Nous nous retrouvons face au rayon chaussures de sport en ayant croisé du personnel qui ne dit pas bonjour...Bah oui, ils remplissent, ils peuvent pas tout faire....Face au rayon, les modéles sont en présentation et le stock dessous. Le seul hic c'est qu'il n'y a aucune info sur les produits. Nous faisons le pied de grue pendant dix bonnes minutes: personne! C'est lundi il doit y avoir trop de monde.De plus un vendeur aujourd'hui faut aller le chercher....Moi j'ai pas envie! Je veux qu'on me vende et j'ai 100 à 150 euros à dépenser.

Je décide de partir avec comme conclusion, qu'une sociétè qui ne fait pas le choix de mettre de vendeur, se doit au moins " d' hyper merchendiser" le produit, avec des infos, qui elles, ont le talent d'être vendeuses.

Il y a quelques années j'avais été "chassé" (par un groupe consultant RH) pour être directeur France de cette entreprise (du groupe Leduff), et malgré l' aval du consultant RH, le pdg ne m'avait pas embauché.
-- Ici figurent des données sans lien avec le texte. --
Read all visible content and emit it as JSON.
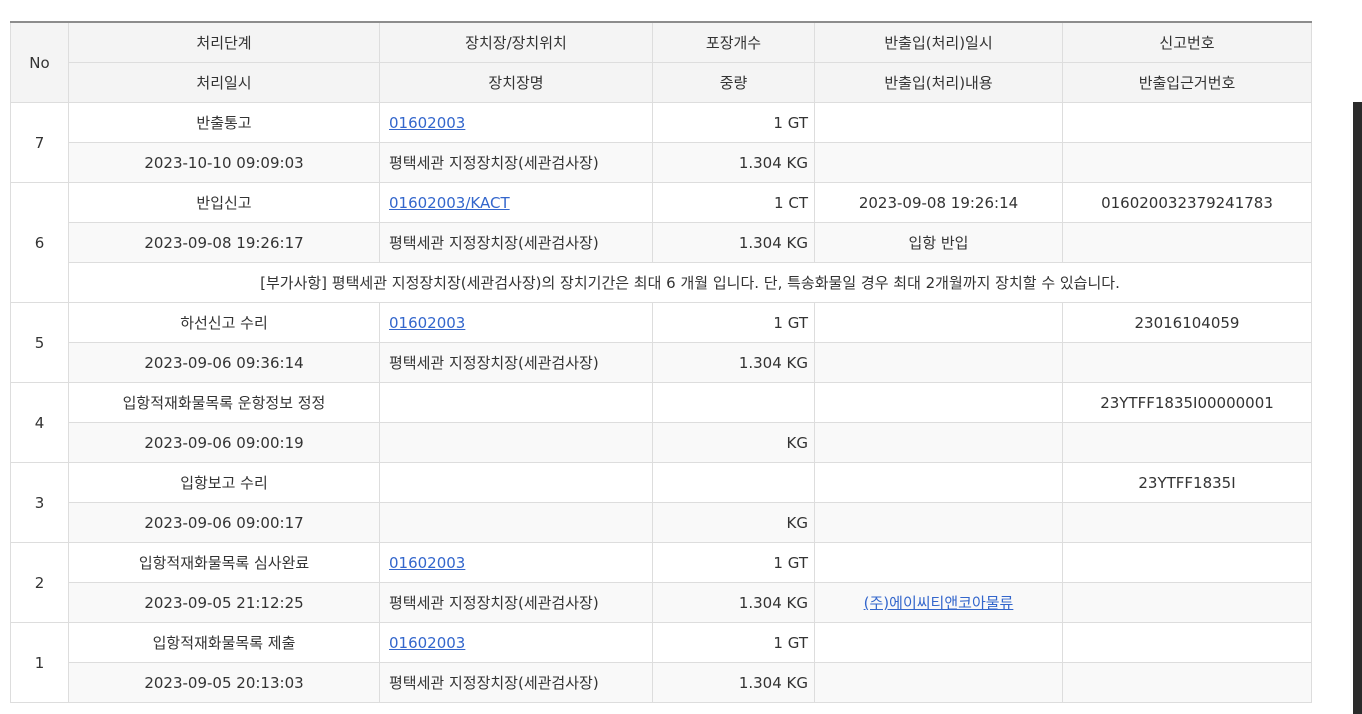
{
  "headers": {
    "row1": [
      "No",
      "처리단계",
      "장치장/장치위치",
      "포장개수",
      "반출입(처리)일시",
      "신고번호"
    ],
    "row2": [
      "처리일시",
      "장치장명",
      "중량",
      "반출입(처리)내용",
      "반출입근거번호"
    ]
  },
  "entries": [
    {
      "no": "7",
      "stage": "반출통고",
      "loc": "01602003",
      "loc_link": true,
      "pkg": "1 GT",
      "inout_time": "",
      "decl_no": "",
      "time": "2023-10-10 09:09:03",
      "wh_name": "평택세관 지정장치장(세관검사장)",
      "weight": "1.304 KG",
      "inout_content": "",
      "inout_content_link": false,
      "basis_no": ""
    },
    {
      "no": "6",
      "stage": "반입신고",
      "loc": "01602003/KACT",
      "loc_link": true,
      "pkg": "1 CT",
      "inout_time": "2023-09-08 19:26:14",
      "decl_no": "016020032379241783",
      "time": "2023-09-08 19:26:17",
      "wh_name": "평택세관 지정장치장(세관검사장)",
      "weight": "1.304 KG",
      "inout_content": "입항 반입",
      "inout_content_link": false,
      "basis_no": "",
      "note": "[부가사항] 평택세관 지정장치장(세관검사장)의 장치기간은 최대 6 개월 입니다. 단, 특송화물일 경우 최대 2개월까지 장치할 수 있습니다."
    },
    {
      "no": "5",
      "stage": "하선신고 수리",
      "loc": "01602003",
      "loc_link": true,
      "pkg": "1 GT",
      "inout_time": "",
      "decl_no": "23016104059",
      "time": "2023-09-06 09:36:14",
      "wh_name": "평택세관 지정장치장(세관검사장)",
      "weight": "1.304 KG",
      "inout_content": "",
      "inout_content_link": false,
      "basis_no": ""
    },
    {
      "no": "4",
      "stage": "입항적재화물목록 운항정보 정정",
      "loc": "",
      "loc_link": false,
      "pkg": "",
      "inout_time": "",
      "decl_no": "23YTFF1835I00000001",
      "time": "2023-09-06 09:00:19",
      "wh_name": "",
      "weight": "KG",
      "inout_content": "",
      "inout_content_link": false,
      "basis_no": ""
    },
    {
      "no": "3",
      "stage": "입항보고 수리",
      "loc": "",
      "loc_link": false,
      "pkg": "",
      "inout_time": "",
      "decl_no": "23YTFF1835I",
      "time": "2023-09-06 09:00:17",
      "wh_name": "",
      "weight": "KG",
      "inout_content": "",
      "inout_content_link": false,
      "basis_no": ""
    },
    {
      "no": "2",
      "stage": "입항적재화물목록 심사완료",
      "loc": "01602003",
      "loc_link": true,
      "pkg": "1 GT",
      "inout_time": "",
      "decl_no": "",
      "time": "2023-09-05 21:12:25",
      "wh_name": "평택세관 지정장치장(세관검사장)",
      "weight": "1.304 KG",
      "inout_content": "(주)에이씨티앤코아물류",
      "inout_content_link": true,
      "basis_no": ""
    },
    {
      "no": "1",
      "stage": "입항적재화물목록 제출",
      "loc": "01602003",
      "loc_link": true,
      "pkg": "1 GT",
      "inout_time": "",
      "decl_no": "",
      "time": "2023-09-05 20:13:03",
      "wh_name": "평택세관 지정장치장(세관검사장)",
      "weight": "1.304 KG",
      "inout_content": "",
      "inout_content_link": false,
      "basis_no": ""
    }
  ]
}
Hasard ? Je sais pas, mais ce jour là je lui avais déjà évoqué que son concept souffrait d'une dimension marketing plus pointue....(il y a douze ans).

Direction magasin TWINNER, 15H35, là ça va aller vite, service zéro, bonjour zéro, rayon et choix produit zéro, il y a que du textile type casual sport ou friday look , pour les habitués du corporate....ça commence déjà a me gaver.....

15H45:Arrivée INTER SPORT à côté de l'hyper casino route de Talmont:

Pas de bonjour à l'accueil, arrivée devant le rayon avec choix correct, et oh miracle, nous apercevons du personnel type humanoide entrain de servir des clients (super)....Nous nous posons devant le rayon, prenons les produits en mains  et commençons à attendre dans un  premier temps, le regard d'un vendeur qui nous laisserait croire qu'il nous a vu.....

Cinq minutes, dix minutes, au loin deux pétasses plient et replient des maillots surf wear tout en dissertant sur la dernière émission de kola honteux.....Nous imaginons deux secondes  qu'elles puissent nous demander ce que nous souhaitons et nous faire patienter avant l'arrivée du spécialiste. Mais non, ce n'est pas notre jour, je crois avec le recul, que mon physique passe partout de 193cm et 100 kilos me rend invisible........

Au début ça me gavait, là, je commence a me croire à surprise surprise dans le cadre d'un sketch sur le comment énerver le client. Je décide de partir au bout d'un quart d'heure en ayant cru que l'un des vendeurs nous laisse dans l'espoir d'un: "j'arrive tout de suite messieurs, ou, je suis à vous je vous ai vu, ce qui dans ce cas de figure te fait patienter dix minutes de plus....

Des charlots je vous dis!

Il est 16heures ce lundi et deux vieux cons de 50 balais ont cru au miracle du service!

Les basket seront en fait achetées à INTERSPORT de la Roche sur Yon ,trois jours plus tard où tous les ingrédients furent réunis.

Pour les connaisseurs du SONCAS du client, très vieille règle du commerce symbolisant les critères sur lesquels un vendeur doit agir: sympathie, orgueil, nouveauté, conseil, accueil, sécurité.

PUB: ils sont tous polis, il y a du choix, du service, de la compétence.

 Vive Intersport La Roche sur Yon aux Flâneries!